Pagans in Vegas
(Metric Music International/Universal Music Group)
Seamus Hamilton-Pattison January 11, 2016
Since the commercial and critical breakthrough of Fantasies (the record that spawned the un-goddamn-believable “Gimme Sympathy” and “Help I’m Alive”), Toronto-based indie rock quartet Metric has embraced an increasingly synthy sound more akin to contemporary pop music with each album.
Pagans in Vegas is to date, the epitome of this sound. Gone are guitarist James Shaw’s tight, driving, distorted guitar riffs. Gone too, is the endearing and sneering spoken-word delivery frontwoman Emily Haines frequently employed. These aspects of Metric have been effectively replaced by clean, reverb-drenched guitars over synthesizer-centric backing tracks to Haines’ now-pitch perfect, sickly sweet vocal stylings.

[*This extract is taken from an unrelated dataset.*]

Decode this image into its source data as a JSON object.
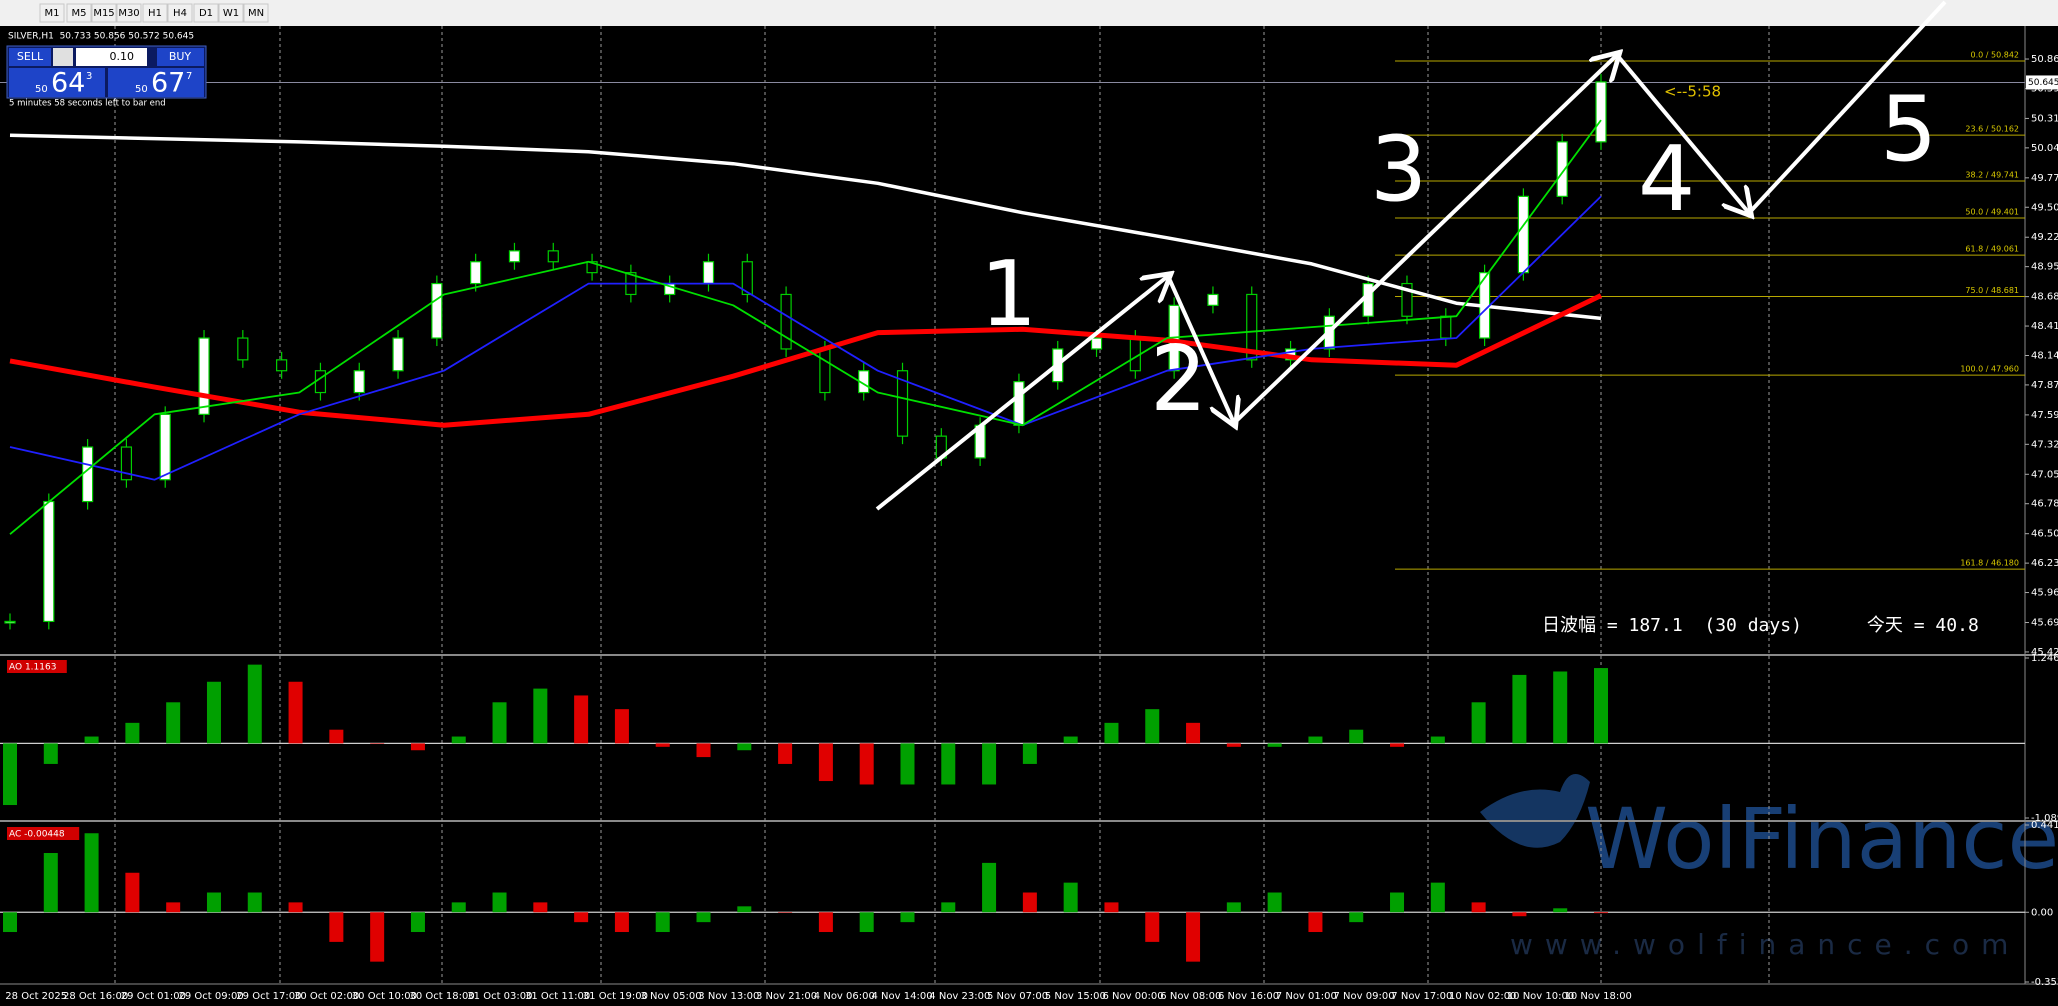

If that latter sound’s description is familiar to you, that’s because it’s extremely pervasive through mainstream indie/pop music these days. That’s the thing about Metric: even if they’re far from the forefront of popular music, the band’s new album still sounds trendy and relevant, without sacrificing authenticity.
With its 8-bit blips and definitively ’80s synth sound, “The Shade” could easily soundtrack your next stylish, pseudo-nerdy loft party.
“Too Bad, So Sad” is a club banger at-the-ready, sounding for all the world like Tiësto had a writing credit. Haines even resurrects her signature vocal inflection for this track’s chorus, bringing us the earworm line “Oh yeah, woo-hoo! Too bad, woo-hoo! So sad, woo-hoo!”
Like me, you might be initially put off by this album’s flaunting of the most electronic, pop-oriented sounds the band has produced to date. Stick it out though, because everything you like about Metric is still in place. Shaw’s a subtle guitarist, and still weaves his simple, melodic leads into almost every song. Emily Haines sings a little lower and softer, but still brings plenty of sass and pomp to her unique, powerful vocals.
Pagans in Vegas is Metric’s blatant, but well-executed attempt to stay on the cutting edge of pop and captivate new audiences. If they succeed, it’s well-deserved.